Dia mengatakan “jancuk”
mengalami transformasi dan diversifikasi. Maknanya juga tak lagi
tunggal. Tidak lagi hanya bermakna disetubuhi, atau bentuk umpatan, tapi
juga menjadi sebagai ungkapan keakraban, sebuah kekaguman, rasa
penasaran, kemarahan, dan jadi identitas penggunanya. Tapi pemaknaannya
tidak bisa berdiri sendiri, melainkan mengikuti konteks kalimatnya.

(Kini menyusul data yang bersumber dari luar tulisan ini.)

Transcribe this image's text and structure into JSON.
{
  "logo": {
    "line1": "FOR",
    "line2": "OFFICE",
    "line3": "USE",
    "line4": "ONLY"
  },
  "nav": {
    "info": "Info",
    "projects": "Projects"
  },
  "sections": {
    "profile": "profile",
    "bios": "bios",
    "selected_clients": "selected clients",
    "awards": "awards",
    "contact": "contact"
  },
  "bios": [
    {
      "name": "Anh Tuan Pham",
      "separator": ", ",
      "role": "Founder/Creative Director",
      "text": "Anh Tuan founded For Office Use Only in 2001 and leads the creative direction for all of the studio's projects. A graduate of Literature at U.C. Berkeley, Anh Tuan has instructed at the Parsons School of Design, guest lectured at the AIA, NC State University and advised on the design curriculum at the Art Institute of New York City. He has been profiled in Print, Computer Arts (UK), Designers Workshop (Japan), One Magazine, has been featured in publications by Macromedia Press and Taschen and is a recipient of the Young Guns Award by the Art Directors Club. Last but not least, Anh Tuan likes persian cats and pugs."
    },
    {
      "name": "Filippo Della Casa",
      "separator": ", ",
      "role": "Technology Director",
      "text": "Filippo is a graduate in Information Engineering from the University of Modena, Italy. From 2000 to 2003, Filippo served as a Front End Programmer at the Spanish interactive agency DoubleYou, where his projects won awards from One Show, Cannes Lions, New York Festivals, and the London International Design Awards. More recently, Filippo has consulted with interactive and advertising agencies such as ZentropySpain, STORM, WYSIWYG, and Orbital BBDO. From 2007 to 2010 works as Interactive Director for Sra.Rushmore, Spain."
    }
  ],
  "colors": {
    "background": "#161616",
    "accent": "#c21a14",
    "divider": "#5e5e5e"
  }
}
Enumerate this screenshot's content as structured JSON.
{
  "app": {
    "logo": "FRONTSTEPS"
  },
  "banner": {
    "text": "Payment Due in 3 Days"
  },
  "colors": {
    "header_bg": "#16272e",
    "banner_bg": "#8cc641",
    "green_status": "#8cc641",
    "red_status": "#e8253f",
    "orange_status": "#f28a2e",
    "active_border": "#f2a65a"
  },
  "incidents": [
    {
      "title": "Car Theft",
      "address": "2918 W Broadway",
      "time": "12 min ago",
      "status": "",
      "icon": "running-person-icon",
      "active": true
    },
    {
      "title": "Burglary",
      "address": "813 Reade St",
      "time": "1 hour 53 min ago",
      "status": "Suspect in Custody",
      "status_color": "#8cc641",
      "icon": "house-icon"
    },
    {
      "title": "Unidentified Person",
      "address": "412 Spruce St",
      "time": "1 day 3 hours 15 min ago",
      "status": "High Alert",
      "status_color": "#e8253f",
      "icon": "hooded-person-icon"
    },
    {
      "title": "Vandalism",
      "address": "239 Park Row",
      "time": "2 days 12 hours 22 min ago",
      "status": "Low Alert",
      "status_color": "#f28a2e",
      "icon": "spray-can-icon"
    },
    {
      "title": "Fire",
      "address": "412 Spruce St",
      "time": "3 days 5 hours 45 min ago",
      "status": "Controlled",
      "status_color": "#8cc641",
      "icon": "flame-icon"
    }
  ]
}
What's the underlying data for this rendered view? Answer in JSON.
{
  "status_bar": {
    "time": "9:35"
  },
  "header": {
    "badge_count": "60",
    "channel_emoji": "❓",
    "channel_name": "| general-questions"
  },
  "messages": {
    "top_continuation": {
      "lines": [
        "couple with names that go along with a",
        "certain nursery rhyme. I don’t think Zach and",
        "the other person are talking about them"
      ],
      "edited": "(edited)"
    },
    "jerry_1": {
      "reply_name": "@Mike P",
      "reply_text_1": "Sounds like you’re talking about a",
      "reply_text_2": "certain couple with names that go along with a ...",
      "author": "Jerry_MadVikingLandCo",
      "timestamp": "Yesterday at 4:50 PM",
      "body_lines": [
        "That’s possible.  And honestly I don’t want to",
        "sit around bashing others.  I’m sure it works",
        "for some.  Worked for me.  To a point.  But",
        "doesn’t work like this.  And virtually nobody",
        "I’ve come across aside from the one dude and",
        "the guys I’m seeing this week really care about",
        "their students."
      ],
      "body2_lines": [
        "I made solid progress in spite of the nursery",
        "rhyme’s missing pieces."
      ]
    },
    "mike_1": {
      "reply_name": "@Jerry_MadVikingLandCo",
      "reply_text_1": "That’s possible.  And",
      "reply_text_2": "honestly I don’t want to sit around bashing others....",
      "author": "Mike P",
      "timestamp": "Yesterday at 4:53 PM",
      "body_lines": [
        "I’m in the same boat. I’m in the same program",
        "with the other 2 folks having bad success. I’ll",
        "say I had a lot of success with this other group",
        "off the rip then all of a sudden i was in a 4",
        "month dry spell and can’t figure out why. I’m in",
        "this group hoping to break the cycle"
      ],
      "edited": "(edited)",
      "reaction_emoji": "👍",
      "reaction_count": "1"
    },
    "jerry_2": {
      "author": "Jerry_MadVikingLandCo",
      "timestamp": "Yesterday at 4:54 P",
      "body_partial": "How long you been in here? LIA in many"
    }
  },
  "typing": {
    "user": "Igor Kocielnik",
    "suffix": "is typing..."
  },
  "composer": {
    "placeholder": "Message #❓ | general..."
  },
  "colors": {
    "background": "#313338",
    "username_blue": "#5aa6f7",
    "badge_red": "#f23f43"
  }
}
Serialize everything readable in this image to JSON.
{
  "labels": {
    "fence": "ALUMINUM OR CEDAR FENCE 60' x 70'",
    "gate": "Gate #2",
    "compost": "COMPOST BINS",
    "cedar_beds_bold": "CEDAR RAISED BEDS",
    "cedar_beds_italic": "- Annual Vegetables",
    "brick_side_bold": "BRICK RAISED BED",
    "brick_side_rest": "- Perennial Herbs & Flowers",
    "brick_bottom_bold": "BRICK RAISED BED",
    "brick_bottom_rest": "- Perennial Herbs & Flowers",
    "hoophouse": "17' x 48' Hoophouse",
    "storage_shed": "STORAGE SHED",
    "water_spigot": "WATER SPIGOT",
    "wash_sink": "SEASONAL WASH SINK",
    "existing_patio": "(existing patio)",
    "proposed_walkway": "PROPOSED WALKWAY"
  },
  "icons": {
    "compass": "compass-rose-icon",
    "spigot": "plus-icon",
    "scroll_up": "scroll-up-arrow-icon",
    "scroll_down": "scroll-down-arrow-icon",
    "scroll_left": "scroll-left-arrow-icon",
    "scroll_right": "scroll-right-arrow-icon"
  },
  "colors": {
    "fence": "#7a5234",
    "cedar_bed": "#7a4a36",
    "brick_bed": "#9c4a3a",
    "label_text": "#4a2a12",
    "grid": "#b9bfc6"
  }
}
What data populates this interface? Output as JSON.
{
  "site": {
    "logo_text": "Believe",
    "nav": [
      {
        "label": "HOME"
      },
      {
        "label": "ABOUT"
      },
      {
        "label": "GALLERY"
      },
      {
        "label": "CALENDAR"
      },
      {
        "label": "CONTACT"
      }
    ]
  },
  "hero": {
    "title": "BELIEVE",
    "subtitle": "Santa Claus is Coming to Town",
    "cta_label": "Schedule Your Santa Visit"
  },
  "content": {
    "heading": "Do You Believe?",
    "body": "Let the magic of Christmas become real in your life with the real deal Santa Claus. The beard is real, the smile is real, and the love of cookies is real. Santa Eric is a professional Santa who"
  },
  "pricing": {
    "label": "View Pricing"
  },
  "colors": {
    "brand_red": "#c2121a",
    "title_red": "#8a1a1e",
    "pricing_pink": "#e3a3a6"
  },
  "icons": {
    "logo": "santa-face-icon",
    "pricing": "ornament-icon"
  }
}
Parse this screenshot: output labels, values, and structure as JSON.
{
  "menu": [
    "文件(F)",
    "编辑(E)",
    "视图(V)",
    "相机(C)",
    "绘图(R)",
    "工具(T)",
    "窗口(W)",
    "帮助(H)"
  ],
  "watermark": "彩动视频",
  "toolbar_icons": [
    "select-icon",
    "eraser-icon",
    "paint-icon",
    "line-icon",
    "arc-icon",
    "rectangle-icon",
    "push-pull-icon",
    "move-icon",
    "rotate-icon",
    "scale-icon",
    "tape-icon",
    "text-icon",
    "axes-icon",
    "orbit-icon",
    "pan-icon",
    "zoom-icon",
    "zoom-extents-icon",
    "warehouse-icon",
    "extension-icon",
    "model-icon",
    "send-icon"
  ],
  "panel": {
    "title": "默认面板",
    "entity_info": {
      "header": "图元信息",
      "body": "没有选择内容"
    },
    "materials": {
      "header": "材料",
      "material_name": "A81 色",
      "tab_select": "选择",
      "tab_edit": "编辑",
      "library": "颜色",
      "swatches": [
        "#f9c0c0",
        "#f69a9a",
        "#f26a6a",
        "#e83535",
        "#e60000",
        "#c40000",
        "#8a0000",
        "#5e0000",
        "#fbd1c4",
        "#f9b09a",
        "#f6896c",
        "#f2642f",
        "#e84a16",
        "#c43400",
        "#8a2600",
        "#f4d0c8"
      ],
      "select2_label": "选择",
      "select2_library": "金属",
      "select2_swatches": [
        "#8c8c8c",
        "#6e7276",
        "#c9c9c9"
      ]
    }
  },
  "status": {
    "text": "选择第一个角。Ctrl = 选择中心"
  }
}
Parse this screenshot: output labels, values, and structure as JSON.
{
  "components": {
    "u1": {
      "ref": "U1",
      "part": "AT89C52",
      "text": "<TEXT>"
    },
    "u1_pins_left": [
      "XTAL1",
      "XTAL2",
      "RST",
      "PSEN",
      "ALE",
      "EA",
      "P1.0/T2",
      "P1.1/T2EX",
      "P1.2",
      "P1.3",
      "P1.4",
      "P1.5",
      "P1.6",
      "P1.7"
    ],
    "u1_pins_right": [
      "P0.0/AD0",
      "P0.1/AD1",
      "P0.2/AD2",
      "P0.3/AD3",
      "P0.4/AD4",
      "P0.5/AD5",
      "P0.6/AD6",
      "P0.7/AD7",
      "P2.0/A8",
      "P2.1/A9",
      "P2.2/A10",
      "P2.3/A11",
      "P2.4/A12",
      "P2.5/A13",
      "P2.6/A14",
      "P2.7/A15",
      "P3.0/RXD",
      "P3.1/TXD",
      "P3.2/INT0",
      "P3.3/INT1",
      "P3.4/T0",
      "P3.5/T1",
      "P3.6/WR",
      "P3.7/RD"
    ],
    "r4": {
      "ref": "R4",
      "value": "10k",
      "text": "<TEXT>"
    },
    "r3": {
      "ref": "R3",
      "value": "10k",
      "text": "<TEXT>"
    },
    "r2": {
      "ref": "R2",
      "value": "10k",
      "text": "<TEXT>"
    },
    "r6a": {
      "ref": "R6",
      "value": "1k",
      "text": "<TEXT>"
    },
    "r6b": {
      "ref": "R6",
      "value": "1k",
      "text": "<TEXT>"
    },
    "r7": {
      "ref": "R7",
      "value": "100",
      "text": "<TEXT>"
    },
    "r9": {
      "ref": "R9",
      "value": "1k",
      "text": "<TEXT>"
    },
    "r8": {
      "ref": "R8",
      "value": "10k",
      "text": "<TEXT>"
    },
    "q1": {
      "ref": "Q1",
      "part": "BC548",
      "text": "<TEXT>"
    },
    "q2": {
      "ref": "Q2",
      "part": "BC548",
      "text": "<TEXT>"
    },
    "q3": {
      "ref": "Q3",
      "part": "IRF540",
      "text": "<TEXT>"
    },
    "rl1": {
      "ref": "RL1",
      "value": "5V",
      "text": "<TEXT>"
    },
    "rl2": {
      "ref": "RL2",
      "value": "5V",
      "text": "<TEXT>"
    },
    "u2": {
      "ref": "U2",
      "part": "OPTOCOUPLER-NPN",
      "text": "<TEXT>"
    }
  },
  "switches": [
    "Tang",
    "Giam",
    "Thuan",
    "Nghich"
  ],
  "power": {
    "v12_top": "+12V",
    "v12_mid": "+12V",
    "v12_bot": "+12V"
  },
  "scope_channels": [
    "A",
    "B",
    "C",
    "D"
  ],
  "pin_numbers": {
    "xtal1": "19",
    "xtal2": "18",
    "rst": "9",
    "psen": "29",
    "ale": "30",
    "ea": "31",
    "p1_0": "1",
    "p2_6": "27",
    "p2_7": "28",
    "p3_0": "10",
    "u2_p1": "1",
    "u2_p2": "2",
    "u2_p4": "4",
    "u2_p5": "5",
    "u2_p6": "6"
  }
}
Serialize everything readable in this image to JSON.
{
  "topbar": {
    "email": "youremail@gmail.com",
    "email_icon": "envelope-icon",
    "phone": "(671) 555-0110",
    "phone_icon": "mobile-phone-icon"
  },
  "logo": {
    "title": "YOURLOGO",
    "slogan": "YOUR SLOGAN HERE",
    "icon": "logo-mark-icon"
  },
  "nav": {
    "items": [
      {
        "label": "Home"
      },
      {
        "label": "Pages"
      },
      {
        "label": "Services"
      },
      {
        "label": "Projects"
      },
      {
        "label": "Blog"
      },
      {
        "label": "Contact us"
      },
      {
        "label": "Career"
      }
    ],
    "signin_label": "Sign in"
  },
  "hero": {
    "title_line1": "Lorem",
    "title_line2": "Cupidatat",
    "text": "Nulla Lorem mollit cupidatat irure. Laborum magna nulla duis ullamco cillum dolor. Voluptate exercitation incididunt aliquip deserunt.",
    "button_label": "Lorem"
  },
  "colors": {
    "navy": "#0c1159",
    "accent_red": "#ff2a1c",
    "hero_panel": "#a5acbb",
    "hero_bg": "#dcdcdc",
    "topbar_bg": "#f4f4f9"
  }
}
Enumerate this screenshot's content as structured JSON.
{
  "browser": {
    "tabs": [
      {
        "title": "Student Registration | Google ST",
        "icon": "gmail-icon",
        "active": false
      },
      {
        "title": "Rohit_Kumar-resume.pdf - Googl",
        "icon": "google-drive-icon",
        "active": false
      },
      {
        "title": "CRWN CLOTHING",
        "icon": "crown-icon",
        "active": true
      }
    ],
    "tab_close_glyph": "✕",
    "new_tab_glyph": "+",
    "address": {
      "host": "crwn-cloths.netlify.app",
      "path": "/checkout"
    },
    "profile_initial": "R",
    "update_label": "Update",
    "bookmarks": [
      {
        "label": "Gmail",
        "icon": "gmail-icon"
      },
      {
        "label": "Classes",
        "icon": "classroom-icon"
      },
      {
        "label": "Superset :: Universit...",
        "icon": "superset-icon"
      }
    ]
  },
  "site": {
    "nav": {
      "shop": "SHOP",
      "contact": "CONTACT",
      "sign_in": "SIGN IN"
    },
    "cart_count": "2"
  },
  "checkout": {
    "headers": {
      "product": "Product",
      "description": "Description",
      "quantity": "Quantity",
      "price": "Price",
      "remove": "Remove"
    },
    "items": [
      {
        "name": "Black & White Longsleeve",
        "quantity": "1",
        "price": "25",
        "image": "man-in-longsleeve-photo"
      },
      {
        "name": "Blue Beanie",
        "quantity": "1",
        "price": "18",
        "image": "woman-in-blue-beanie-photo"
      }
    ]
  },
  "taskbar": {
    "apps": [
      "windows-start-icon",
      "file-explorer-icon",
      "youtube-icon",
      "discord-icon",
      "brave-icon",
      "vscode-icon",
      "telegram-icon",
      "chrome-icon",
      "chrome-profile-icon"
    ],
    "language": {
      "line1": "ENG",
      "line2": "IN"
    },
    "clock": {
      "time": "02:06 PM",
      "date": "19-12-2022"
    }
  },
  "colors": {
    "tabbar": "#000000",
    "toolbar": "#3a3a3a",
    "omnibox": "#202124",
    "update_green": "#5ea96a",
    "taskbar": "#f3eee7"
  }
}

“Kata ‘jancuk’ tidak lagi bermakna tunggal. Semua tergantung kepada kesamaan dalam memaknainya,” katanya.
Meski sudah mengalami
perubahan makna, penggunaan kata “jancuk” tetap tidak bisa sembarangan
digunakan. Budaya arek yang egaliter tetap memahami tata krama yang ada
di masyarakat. “Coba kalau yang datang kemarin itu cawapres Ma’ruf
Amin, berani apa tidak kasih julukan sama seperti Jokowi,” ujarnya,
tertawa.
Menurut Dwi, si pencetus
termasuk nekad menjuluki mantan Gubernur DKI Jakarta itu dengan kata
“jancuk”. Dia mengatakan apa yang dilakukan Djadi Galajapo bukan sekedar
langkah baru bagi pisuhan ini, melainkan sudah melompat karena
disematkan kepada sosok yang punya jabatan lebih tinggi, yaitu presiden.
“Di Surabaya saja, belum semua kalangan mau menerima kata jancuk sebagai sebuah keakraban. Nah ini malah disematkan kepada Pak Jokowi. Ini sudah bukan melangkah, tapi melompat,” ujarnya.
Dwi meminta agar penyematan
ini tidak secara membabi buta dianggap umpatan kepada seorang kepala
negara. Dia mengatakan perlu dikaji kompeherensif apakah si pencetus itu
memiliki maksud untuk menghina atau bukan.
“Saya kira kalau yang
menyematkan adalah seorang pendukung, artinya julukan itu bukan sebuah
umpatan, tapi keakraban,” terangnya.
Reaksi Jokowi yang tidak
berlebihan dalam merespons julukan ini juga dipuji Dwi Cahyo. Meski
orang Solo, Jokowi dinilai mampu memahami konteks kultur tiap daerah
yang dia kunjungi. “Meski dia orang Solo, tetap cengar-cengir dijuluki
seperti itu. Karena Pak Jokowi lagi ada di Surabaya. Artinya beliau
memahami ada kultur yang berbeda dengan dia. Ini perlu kebesaran hati,”
ujar Dwi.
Meski penggunaannya sudah
mengalami transformasi, Dwi berharap tidak sembarangan mengunakan kata
“jancuk”. Pemaknaannya tetap harus disesuaikan dengan kondisi sosial dan
bahasa. “Pada akhirnya memang rasa bahasa bisa membedakan makna jancuk.
Yang awalnya bermaksud guyub malah jadi geger,” katanya.